By comparison, Salem Lutheran Church is a relative newcomer, with 67 summers on the fairgrounds. Along with a menu that’s full of morning basics — buttermilk pancakes, French toast — the north Minneapolis congregation offers its share of fair rarities, including a breezy screened porch of a dining room that feels plucked right out of a lakeside Bible camp, right down to the picnic tables. Oh, and its one-of-a-kind Swedish egg coffee, which is basically percolator-style java made using grounds moistened with an egg-water paste; a bottomless cup is $1.50. “We’ll go through up to 50 pots of it per day,” said manager Mario Carrillo. “It’s our claim to fame.”
Meanwhile, Robbinsdale OES Dining Hall is marking its 78th year on the fairgrounds in 2015, and the fraternal organization really shines when it comes to pancakes: nutty-brown buttermilks, or flapjacks fashioned from a Minnesota-made wild rice flour. Both can be served with fresh blueberries, and there’s a chocolate chip version for kids. Pancakes are available from 7 a.m. to 8 p.m., as is the other house specialty, French toast, including versions made with peanut butter and jelly (grape or strawberry) or one made with a split cinnamon roll. Top price: $8.50.
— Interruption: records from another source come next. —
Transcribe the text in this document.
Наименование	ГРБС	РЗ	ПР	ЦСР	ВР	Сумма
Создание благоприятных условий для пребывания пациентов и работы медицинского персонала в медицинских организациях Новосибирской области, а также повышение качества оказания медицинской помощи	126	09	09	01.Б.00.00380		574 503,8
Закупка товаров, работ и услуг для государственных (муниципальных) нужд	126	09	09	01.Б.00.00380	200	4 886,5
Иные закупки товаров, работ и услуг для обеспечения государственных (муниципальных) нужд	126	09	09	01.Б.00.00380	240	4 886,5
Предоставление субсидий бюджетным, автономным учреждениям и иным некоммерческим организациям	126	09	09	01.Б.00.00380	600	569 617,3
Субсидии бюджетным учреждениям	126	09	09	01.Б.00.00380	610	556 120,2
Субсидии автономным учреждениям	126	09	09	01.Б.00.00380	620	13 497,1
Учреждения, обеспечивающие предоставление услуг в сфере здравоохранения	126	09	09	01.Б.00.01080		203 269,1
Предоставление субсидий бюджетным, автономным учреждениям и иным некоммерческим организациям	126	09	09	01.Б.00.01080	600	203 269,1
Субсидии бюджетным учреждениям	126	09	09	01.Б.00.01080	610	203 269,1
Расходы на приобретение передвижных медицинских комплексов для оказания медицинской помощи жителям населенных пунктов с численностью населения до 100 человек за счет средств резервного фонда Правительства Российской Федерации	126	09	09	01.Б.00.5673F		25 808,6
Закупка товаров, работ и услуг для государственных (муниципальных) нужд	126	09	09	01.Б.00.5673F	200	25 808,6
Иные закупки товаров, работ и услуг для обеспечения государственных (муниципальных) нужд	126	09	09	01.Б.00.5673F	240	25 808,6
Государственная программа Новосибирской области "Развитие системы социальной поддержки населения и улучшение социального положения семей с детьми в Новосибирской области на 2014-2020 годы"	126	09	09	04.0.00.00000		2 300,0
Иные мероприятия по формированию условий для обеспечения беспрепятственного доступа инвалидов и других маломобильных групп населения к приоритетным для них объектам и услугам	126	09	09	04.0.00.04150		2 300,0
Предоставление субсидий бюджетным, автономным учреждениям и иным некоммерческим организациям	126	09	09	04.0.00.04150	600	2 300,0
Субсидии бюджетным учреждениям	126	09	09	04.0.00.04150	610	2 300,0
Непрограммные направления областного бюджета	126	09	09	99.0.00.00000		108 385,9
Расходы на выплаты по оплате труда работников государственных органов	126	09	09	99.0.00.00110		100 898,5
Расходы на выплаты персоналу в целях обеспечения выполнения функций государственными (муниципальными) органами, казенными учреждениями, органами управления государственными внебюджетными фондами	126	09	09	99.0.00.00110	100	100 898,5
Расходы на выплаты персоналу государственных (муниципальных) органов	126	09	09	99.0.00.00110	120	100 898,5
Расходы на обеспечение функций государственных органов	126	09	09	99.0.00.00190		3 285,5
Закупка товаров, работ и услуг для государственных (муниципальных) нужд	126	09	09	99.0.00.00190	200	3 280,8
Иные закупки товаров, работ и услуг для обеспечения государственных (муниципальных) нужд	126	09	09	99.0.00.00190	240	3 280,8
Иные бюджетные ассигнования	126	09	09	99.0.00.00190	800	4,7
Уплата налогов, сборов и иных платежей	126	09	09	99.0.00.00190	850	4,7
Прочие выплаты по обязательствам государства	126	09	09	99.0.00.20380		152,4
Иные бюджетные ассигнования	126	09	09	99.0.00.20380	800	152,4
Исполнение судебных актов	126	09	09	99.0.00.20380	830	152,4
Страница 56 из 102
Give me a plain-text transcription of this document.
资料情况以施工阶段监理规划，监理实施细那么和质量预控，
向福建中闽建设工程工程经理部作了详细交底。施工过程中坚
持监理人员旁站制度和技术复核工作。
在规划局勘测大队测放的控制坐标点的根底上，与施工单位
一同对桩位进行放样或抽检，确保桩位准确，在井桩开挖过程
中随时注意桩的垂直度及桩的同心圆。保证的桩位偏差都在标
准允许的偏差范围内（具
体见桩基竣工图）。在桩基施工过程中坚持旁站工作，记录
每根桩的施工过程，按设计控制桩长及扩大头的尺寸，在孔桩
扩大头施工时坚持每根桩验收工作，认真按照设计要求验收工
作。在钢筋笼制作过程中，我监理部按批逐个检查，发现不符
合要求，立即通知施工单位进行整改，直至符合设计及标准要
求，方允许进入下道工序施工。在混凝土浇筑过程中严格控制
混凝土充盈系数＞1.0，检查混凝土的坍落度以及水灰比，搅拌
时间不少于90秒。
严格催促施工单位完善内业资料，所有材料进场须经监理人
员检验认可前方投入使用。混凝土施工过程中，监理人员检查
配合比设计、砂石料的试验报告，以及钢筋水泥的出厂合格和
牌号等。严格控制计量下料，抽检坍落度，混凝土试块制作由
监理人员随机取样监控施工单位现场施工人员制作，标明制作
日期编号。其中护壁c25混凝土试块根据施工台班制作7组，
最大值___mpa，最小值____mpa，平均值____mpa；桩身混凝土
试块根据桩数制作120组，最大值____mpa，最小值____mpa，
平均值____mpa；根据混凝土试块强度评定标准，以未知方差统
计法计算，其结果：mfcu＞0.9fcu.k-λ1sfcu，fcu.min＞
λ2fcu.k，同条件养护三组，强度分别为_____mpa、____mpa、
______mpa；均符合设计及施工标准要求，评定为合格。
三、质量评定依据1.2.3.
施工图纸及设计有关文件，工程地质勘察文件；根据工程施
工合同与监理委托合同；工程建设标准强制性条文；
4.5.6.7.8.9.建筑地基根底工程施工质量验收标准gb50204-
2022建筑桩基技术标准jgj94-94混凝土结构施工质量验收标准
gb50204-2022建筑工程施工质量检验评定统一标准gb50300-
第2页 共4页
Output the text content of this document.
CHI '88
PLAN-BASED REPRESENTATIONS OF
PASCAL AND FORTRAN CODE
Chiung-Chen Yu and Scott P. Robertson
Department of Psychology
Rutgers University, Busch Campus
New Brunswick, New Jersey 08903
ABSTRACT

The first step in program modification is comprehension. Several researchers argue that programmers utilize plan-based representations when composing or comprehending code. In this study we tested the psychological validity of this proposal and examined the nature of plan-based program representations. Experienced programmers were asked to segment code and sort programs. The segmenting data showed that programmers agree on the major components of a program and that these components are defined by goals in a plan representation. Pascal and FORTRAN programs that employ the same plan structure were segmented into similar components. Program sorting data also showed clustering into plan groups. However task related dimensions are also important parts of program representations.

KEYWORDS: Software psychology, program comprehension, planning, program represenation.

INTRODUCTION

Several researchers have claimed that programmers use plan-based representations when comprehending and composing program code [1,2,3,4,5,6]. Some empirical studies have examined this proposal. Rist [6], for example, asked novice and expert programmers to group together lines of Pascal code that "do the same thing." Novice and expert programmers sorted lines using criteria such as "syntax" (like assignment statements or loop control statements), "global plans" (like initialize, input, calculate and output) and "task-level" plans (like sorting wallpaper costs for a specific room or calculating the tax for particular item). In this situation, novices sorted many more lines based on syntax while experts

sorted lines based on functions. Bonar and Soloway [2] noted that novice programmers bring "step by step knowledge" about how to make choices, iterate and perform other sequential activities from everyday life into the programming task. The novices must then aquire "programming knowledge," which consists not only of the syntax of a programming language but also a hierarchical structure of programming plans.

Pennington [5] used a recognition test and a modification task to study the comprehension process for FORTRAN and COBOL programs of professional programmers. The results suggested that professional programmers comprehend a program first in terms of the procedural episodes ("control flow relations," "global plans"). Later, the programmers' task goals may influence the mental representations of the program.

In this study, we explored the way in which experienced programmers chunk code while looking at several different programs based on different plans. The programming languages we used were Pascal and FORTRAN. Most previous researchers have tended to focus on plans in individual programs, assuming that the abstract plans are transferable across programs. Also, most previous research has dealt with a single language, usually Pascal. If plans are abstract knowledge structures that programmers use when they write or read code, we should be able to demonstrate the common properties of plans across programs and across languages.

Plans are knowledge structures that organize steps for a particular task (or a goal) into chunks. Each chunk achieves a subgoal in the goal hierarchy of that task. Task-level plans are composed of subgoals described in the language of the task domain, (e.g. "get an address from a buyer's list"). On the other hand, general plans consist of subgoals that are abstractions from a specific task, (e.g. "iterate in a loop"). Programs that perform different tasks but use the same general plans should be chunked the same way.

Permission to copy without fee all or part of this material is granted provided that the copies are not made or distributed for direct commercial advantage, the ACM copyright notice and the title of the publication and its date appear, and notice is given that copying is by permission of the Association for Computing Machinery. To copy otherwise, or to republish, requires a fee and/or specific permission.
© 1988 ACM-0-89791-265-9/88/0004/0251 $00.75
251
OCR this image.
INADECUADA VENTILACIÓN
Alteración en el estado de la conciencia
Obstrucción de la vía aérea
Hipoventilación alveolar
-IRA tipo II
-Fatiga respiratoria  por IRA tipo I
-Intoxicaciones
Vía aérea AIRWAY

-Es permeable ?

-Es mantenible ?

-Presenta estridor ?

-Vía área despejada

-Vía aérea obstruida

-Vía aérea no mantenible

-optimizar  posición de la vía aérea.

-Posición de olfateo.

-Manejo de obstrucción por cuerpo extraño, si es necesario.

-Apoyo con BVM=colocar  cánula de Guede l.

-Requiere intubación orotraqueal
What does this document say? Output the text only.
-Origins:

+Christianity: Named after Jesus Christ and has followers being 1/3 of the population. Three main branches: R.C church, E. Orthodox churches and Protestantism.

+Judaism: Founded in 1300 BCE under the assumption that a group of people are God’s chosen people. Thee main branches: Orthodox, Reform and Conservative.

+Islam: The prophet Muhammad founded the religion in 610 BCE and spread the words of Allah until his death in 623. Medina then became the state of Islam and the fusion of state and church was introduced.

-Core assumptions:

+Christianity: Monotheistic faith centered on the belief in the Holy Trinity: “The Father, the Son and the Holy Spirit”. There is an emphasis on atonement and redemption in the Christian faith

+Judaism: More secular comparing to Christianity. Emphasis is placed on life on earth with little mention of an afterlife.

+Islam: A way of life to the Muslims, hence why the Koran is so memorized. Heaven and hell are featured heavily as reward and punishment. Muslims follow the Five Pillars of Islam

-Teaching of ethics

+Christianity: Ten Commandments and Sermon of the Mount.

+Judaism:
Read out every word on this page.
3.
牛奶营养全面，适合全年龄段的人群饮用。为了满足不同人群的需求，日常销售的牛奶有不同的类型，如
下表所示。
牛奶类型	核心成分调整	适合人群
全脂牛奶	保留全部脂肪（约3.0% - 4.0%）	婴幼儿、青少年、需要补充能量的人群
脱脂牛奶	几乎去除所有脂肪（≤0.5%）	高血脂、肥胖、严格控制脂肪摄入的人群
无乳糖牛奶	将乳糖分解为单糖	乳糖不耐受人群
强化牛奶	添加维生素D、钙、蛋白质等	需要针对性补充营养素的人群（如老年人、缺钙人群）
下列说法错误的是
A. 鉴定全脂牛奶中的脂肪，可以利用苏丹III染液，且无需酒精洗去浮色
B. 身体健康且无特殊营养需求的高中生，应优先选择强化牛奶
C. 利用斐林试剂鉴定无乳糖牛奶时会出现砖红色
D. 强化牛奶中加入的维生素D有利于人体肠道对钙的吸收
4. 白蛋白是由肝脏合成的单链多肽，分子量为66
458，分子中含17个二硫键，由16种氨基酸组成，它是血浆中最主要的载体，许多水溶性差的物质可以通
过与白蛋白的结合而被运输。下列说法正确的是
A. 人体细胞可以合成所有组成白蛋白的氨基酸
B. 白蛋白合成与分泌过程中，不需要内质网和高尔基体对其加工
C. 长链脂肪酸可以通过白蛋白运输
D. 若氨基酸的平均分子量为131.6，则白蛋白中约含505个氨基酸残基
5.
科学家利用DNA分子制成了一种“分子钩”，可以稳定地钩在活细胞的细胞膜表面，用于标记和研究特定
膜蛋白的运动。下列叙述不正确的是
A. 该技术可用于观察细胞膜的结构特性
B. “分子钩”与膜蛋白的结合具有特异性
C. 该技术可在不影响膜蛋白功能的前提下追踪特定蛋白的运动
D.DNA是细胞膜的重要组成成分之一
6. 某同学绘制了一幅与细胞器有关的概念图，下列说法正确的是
Finally, three cheers to the Peg, another card-carrying member of a different kind of fairgrounds’ dying breed, the all-American diner.
“We’re one of the last left standing,” said co-owner Tim Carlson, who is celebrating his 28th summer at the Great Minnesota Get-Together.
And thriving, thankfully. On a busy day, between 6 and 11 a.m., the full-service restaurant will serve 400 stick-to-your-ribs breakfasts. Along with the fair’s best buttermilk pancakes, expect to find steak and eggs, thick-sliced cinnamon French toast and hash browns. Nothing fancy, just no-nonsense short-order cooking, at family-friendly prices.
“Today, everyone is looking for that one-hit wonder,” said Carlson. “But here, we’re basically all about good-old home cooking — I call it comfort food — that people can sit down and enjoy before they start their day at the fair.”